Hi Corey,

Thanks a lot for your detailed answer!

2019-02-19, Corey Minyard:
> If you really wanted to do this, you would need to implement the IPMI
> LAN protocol inside QEMU and sit it on top of a UDP chardev.  It could
> then plug into the standard IPMI infrastructure in QEMU.  The power
> management functions are already there.
> 
> The openipmi lanserv code is something you can steal from, it's at
> https://github.com/cminyard/openipmi/tree/master/lanserv
> 
> My suggestion, though, would be to implement something that ran over
> TLS with two-way authentication.  It doesn't look too hard to do
> in qemu (though I haven't tried it) but you could have a qemu console
> running over TLS that would allow you control from another qemu session.
> Plus it would give you authorization and encryption on your qemu
> console logins, which is probably a good thing.
> 
> <shameless-plug> I have been working on a library that makes it easy
> (easier?  The pain is always in the key management) to make TLS
> connections.  It's at https://github.com/cminyard/gensio and you
> can use it from C or Python.</shameless-plug>
> But there are many tools to accomplish this.
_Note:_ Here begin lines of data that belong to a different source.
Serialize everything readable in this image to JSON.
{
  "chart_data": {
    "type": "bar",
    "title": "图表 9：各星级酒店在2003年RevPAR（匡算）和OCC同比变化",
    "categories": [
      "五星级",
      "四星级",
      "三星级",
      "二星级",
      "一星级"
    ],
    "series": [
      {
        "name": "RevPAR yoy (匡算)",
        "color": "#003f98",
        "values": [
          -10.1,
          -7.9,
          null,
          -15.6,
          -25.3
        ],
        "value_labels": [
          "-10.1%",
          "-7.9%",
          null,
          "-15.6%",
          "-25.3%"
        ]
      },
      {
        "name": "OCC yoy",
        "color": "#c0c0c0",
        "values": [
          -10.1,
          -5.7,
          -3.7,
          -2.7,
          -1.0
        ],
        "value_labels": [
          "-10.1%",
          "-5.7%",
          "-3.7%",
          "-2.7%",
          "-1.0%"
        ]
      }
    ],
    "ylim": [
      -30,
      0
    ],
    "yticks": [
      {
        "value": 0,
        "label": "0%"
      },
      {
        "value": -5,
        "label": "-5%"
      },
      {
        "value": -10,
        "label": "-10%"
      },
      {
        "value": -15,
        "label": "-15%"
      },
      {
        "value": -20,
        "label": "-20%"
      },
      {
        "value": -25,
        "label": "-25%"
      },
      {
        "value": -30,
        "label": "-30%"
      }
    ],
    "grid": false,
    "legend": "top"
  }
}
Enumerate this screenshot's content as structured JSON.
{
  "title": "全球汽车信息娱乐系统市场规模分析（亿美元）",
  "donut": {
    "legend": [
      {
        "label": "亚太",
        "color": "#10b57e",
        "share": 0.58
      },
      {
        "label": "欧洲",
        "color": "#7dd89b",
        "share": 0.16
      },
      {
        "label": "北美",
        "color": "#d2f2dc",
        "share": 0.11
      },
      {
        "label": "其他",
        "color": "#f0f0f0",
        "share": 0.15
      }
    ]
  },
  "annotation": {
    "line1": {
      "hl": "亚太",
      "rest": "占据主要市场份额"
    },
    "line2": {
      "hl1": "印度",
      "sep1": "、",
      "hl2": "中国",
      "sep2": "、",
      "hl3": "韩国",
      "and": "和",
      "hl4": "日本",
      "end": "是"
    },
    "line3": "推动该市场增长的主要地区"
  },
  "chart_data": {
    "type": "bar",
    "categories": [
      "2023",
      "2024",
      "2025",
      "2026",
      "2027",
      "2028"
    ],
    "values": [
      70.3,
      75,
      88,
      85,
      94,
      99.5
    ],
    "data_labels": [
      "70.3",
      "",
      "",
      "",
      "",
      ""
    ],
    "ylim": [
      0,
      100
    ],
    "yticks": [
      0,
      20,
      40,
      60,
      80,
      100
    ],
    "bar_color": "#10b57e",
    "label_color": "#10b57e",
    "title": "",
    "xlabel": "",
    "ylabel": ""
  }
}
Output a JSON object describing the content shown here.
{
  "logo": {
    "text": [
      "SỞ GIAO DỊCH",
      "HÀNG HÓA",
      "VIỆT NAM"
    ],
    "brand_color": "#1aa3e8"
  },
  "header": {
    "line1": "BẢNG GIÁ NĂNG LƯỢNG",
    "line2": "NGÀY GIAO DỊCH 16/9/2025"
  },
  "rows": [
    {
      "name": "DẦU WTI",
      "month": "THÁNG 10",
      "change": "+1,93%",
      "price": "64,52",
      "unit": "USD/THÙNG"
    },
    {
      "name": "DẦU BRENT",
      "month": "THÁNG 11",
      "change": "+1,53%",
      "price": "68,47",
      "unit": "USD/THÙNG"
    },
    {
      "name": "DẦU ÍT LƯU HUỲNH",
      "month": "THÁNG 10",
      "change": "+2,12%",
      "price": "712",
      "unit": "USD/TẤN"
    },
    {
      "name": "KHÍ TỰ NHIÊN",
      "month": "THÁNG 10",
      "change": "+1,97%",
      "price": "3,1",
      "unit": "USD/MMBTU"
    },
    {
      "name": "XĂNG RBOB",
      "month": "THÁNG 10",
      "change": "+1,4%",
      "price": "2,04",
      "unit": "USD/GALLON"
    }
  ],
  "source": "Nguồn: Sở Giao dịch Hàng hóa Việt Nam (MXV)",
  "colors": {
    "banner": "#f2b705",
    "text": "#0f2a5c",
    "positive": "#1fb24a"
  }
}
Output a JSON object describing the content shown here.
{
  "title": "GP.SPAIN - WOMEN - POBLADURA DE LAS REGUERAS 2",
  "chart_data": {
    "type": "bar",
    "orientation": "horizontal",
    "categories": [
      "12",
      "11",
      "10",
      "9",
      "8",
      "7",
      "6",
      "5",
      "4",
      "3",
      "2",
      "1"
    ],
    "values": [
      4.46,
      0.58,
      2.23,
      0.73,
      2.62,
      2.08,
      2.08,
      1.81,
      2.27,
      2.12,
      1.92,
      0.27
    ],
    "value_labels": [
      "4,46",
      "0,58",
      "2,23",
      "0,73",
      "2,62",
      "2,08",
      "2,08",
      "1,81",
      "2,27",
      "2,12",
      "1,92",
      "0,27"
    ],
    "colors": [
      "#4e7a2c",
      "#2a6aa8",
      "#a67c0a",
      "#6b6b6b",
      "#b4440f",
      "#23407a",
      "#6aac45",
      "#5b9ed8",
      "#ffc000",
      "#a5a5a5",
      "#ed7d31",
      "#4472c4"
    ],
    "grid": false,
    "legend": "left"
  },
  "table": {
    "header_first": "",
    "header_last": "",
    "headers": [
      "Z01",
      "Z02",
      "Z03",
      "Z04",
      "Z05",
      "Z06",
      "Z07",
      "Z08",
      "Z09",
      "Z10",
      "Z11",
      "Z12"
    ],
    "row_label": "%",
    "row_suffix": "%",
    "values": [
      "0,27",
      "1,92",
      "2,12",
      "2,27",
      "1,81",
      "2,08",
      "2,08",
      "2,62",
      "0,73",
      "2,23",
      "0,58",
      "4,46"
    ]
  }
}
Ugh, I feared this would not be a walk in the park :)

This is unfortunately too much work for me at the moment. I don't like
it but I think I will have to live with vms communicating through
a SLIRP device to access the ipmi lanserv daemon.

I just need to figure out how this works, because vbmc-qemu does not cut
it for me. It does not allow fine-tuning the QEMU command line.